Internet of Things (IoT) Security Testing – Is it necessary and how much it costs?
For every company, which is, thinking of entering into the IoT bandwagon must keep in mind about a statutory warning “Information or the data should be protected at any cause”. Because data is their primary asset, which contains potential PII and consumer safety content, it is mandatory that privacy and security be taken into consideration during design. You may not get a medal for keeping data secure but you will definitely lose your customer trust, competitive edge, potential financial loss, and reputation damage if something goes wrong, all it takes is one good security breach for all these things to happen.
It is already a connected world and more things are getting connected to the Internet every minute. Data collected from these IoT devices must be organised, registered, tracked and more importantly secured. Every organisation either a large enterprise or a startup must provide safety and security for their customer’s data collected through their IoT ecosystem. When I say IoT ecosystem, it includes all the components end to end from the device to customer. Generally speaking IoT ecosystem includes IoT device, cloud, web application and mobile application.
In order to prevent data exploits, security testing should be done on the IoT ecosystem to identify potential security vulnerabilities and re-mediate them before it becomes an exploit. IoT product and solution providers need assurances about their data safety and elimination of new threat vectors, which would compromise their assets. Security testing will assist them to ensure that the actual technology is built and managed in a secure way.
Just like any other security testing, IoT focused security testing is divided into three categories Black box, Grey box and White box testing. If you are a Security Professional then you will know what I am going to discuss in next :).
- Black box is more like hacking way of approach to your system. In this method the security professional won’t have any clue about IoT ecosystem, underlying infrastructure, device detail, code or anything. Security tester is more like a user of your product. They would constantly search for back doors and logical flaws and they would more likely to drop a firmware bit-by-bit and reverse engineer it to make an impact. They will try every possible way to break into the IoT ecosystem like a hacker. This kind of testing will take more time maybe a month to access the flaws.
- White box is more efficient approach especially for connected systems, here the security tester is part of your internal team or a 3rd party engaged to perform testing. They can access everything like code, algorithms, architecture etc. It is the sophisticated way of performing a security testing. If they find any internal flaws or back doors, they would immediately check with the code and will recommend you on how to address that at code level. This will take a lesser time compared to black box testing, where we need to constantly fuzz it to figure it out.
- Grey box is a combination of black box and white box testing. In here they have partial understanding of IoT ecosystem or codes and they would try to hit you with a more focused approach. It is like a partner company or a malicious insider trying to hit you, who have access to your internal system not completely but partially or an external hacker with an illegitimate access to your internal network. It has the advantages of both black box and white box testing but it is also a time consuming way of approach.
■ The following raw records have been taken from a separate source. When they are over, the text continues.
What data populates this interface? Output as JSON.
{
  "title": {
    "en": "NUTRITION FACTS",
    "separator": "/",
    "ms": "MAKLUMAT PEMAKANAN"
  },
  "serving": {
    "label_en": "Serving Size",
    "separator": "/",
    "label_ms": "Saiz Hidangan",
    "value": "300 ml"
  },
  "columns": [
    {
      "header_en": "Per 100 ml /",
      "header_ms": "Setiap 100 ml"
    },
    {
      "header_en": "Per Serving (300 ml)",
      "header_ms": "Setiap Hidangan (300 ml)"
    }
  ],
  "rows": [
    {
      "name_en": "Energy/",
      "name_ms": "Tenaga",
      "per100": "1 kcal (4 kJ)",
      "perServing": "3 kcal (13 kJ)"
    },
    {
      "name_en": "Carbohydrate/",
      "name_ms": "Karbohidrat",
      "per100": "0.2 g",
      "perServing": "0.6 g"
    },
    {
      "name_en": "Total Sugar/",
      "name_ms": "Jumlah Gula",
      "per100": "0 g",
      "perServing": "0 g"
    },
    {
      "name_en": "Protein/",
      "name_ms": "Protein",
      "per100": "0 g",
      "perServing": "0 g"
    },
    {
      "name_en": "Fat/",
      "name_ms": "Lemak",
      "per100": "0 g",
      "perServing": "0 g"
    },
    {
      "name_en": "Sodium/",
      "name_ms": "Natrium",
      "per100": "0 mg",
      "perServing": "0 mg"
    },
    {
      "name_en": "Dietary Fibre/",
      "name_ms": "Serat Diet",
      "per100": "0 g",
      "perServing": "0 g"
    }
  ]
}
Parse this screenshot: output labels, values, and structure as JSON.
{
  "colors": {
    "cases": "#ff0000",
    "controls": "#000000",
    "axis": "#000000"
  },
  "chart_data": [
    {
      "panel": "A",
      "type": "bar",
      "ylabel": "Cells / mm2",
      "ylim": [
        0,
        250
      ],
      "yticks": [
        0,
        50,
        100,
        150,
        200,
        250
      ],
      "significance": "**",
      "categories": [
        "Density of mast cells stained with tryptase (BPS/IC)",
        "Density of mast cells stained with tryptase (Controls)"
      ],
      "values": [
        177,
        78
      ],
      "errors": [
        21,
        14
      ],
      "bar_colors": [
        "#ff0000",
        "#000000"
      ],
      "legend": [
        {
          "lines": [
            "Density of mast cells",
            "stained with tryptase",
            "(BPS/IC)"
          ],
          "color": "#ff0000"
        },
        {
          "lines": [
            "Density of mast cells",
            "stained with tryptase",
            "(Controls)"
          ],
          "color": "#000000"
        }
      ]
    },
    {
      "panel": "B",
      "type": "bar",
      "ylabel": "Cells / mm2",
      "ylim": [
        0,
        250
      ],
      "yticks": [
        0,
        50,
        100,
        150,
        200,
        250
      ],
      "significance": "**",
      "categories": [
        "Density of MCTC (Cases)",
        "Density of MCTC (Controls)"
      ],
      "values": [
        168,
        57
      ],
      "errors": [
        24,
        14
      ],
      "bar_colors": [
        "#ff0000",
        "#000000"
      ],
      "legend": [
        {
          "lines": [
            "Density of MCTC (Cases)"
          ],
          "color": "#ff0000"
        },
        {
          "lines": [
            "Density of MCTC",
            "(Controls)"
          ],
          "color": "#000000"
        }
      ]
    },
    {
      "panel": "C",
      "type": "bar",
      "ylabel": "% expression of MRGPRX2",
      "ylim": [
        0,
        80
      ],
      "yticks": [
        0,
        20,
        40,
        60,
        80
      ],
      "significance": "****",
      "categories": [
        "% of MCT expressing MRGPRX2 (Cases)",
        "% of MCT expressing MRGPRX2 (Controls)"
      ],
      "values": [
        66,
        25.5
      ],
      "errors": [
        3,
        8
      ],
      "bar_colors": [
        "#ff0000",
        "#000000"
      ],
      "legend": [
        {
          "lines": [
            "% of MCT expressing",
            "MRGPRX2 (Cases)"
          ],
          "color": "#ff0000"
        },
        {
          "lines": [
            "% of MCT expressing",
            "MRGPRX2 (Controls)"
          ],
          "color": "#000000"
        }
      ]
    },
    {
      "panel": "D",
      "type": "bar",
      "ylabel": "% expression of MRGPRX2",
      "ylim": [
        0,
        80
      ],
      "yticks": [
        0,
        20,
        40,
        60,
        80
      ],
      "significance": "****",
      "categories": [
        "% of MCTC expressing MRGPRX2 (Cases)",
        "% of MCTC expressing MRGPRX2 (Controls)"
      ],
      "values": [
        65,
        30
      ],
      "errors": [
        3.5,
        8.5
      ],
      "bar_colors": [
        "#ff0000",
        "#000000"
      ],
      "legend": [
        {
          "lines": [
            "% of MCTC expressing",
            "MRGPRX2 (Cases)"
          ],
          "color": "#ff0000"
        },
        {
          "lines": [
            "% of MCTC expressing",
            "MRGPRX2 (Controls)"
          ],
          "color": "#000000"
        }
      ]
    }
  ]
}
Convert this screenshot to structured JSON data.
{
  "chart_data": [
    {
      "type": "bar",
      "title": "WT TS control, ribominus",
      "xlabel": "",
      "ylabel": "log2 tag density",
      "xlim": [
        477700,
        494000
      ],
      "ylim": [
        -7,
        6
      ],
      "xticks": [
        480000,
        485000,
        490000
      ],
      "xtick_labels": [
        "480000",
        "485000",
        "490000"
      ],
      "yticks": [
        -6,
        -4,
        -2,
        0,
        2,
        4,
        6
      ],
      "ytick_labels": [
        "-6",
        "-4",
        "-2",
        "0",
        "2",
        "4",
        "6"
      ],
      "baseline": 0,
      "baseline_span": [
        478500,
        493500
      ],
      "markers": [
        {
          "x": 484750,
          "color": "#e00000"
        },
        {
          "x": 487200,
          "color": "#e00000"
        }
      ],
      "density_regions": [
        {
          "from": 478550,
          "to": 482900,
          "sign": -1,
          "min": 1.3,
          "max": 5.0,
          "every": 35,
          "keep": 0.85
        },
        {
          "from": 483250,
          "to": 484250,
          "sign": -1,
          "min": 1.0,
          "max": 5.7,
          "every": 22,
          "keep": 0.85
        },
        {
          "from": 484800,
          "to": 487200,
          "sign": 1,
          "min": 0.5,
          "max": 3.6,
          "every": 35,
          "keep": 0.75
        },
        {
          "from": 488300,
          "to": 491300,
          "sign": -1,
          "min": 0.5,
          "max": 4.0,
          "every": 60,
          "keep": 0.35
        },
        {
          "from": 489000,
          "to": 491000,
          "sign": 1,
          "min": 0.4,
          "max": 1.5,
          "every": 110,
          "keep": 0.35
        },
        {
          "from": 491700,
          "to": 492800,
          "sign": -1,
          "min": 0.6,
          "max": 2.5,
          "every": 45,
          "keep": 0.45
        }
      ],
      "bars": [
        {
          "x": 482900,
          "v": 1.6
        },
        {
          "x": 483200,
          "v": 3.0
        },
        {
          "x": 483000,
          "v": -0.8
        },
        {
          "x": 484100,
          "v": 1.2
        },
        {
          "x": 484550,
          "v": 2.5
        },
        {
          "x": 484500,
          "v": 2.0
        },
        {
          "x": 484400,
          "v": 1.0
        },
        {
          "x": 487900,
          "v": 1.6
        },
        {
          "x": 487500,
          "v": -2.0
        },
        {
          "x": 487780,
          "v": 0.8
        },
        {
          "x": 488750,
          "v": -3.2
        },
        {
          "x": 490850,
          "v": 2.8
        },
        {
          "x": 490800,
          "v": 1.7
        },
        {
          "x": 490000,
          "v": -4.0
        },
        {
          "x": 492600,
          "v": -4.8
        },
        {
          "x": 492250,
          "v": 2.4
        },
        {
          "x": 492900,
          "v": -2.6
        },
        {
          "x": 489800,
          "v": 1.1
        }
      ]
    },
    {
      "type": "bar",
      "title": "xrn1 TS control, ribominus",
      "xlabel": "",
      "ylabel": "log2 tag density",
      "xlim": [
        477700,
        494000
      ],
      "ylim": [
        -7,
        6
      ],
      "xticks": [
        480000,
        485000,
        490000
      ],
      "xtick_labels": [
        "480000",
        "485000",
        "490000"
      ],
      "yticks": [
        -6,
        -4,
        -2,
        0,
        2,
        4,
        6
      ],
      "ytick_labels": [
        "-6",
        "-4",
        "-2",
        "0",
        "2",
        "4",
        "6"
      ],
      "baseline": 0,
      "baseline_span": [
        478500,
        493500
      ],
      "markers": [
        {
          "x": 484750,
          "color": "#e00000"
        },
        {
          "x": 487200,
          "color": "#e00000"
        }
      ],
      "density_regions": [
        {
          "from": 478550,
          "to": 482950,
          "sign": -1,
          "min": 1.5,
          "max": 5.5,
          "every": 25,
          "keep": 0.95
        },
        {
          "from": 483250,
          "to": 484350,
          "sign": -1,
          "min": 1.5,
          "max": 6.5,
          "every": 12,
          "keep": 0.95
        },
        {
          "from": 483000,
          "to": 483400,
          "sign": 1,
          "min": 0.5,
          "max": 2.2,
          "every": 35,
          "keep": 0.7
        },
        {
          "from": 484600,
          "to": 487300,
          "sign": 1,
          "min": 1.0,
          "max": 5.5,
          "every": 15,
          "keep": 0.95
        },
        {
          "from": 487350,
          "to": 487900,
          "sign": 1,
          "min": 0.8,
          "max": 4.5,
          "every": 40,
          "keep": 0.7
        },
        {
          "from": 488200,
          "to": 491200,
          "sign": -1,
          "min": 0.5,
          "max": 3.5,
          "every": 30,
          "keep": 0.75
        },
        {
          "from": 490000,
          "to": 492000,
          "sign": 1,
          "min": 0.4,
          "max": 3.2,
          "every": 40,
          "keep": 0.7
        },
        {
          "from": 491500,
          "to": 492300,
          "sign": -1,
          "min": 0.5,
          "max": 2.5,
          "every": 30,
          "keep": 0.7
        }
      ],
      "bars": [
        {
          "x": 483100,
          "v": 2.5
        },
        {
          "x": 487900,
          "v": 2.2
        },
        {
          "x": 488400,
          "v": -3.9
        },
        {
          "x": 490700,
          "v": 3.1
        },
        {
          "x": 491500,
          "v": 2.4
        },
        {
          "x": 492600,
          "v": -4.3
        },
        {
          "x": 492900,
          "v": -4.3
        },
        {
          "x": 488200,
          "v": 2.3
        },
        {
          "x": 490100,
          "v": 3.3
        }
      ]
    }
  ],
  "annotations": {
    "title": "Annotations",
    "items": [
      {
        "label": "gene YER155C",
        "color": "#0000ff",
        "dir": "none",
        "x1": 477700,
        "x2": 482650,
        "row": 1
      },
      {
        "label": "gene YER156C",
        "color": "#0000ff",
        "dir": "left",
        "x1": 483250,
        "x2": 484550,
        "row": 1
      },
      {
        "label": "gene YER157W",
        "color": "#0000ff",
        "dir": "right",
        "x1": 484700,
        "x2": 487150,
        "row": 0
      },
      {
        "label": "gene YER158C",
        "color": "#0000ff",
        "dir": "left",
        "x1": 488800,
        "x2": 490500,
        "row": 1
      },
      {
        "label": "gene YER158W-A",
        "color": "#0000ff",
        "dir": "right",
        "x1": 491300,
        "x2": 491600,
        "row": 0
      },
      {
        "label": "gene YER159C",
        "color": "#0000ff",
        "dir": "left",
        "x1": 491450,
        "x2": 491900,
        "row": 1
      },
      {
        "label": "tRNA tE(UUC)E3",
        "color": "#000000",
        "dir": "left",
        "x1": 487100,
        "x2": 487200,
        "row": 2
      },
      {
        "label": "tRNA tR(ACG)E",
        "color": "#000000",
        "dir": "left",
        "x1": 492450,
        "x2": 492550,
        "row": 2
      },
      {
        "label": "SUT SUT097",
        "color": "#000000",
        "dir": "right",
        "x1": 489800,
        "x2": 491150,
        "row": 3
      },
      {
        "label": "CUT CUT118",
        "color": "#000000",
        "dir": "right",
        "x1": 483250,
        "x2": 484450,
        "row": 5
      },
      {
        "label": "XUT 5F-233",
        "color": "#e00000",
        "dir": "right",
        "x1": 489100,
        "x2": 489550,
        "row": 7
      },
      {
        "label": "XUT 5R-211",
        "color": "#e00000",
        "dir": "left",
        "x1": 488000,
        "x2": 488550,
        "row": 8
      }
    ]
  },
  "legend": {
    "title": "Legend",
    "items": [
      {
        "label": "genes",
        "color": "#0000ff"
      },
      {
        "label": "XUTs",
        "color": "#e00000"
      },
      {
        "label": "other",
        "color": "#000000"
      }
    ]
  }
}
I know it seems to be very complex, time consuming and expensive. Let me give you explanation on costing and timeline.
Security Testing – Costing and Timeline:
Another X-factor in security assessment is the time and money involved. For an end-to-end security assessment it requires a lot of understanding about the architecture and various components involved. It’s a kind of phased approach starting from black box testing and then to white box testing, depending on size and complexity of the product and its environment it would take a week or 2 on low levels. But as the complexity increases it would take 3 weeks for black box testing. As in white box testing we would have a certain level of understanding with the details on our table. So it would also take 2-3 weeks for completing the white box testing based on the scope.
In terms of budget, let’s say you are engaging a 3rd party security testing specialised company to assist, generally they would charge any where between $200-$250 per day to carry out testing, let’s keep it as $250 per day for argument sake so for a
- White box testing which takes 2 to 3 weeks (40 hours, 5 working days per week), it will probably cost between $20,000-$30,000 roughly for complete end-to-end security testing.
- Black box testing which takes 4 to 5 weeks (40 hours, 5 working days per week), it will probably cost between $40,000-$50,000 roughly for complete end-to-end security testing.
Of-course it costs lot of money for security testing but it is much much lesser when you compare to the cost, which you will have to pay when you suffer a security breach. Especially if you are a startup, think about the reputation and customer trust, which you will need to build to become a leader in the market. You don’t want all the effort, innovation and creativity to go missing because of a security breach.
In Enterprises when it comes to spending money on security generally product managers would always think its better to spend money on the product features rather than spending it for accessing security. Its very obvious when you compare the loss of potential breach with the money spent on security assessment it is arguably lesser. But the point is, there is not only a potential financial loss but also a complete damage to your brand and reputation, which you can’t gain easily.
Finally keep in mind, the equation is Information Security Risk = cost of breach x reputation, without firm understanding of the security risk involved you can’t achieve success.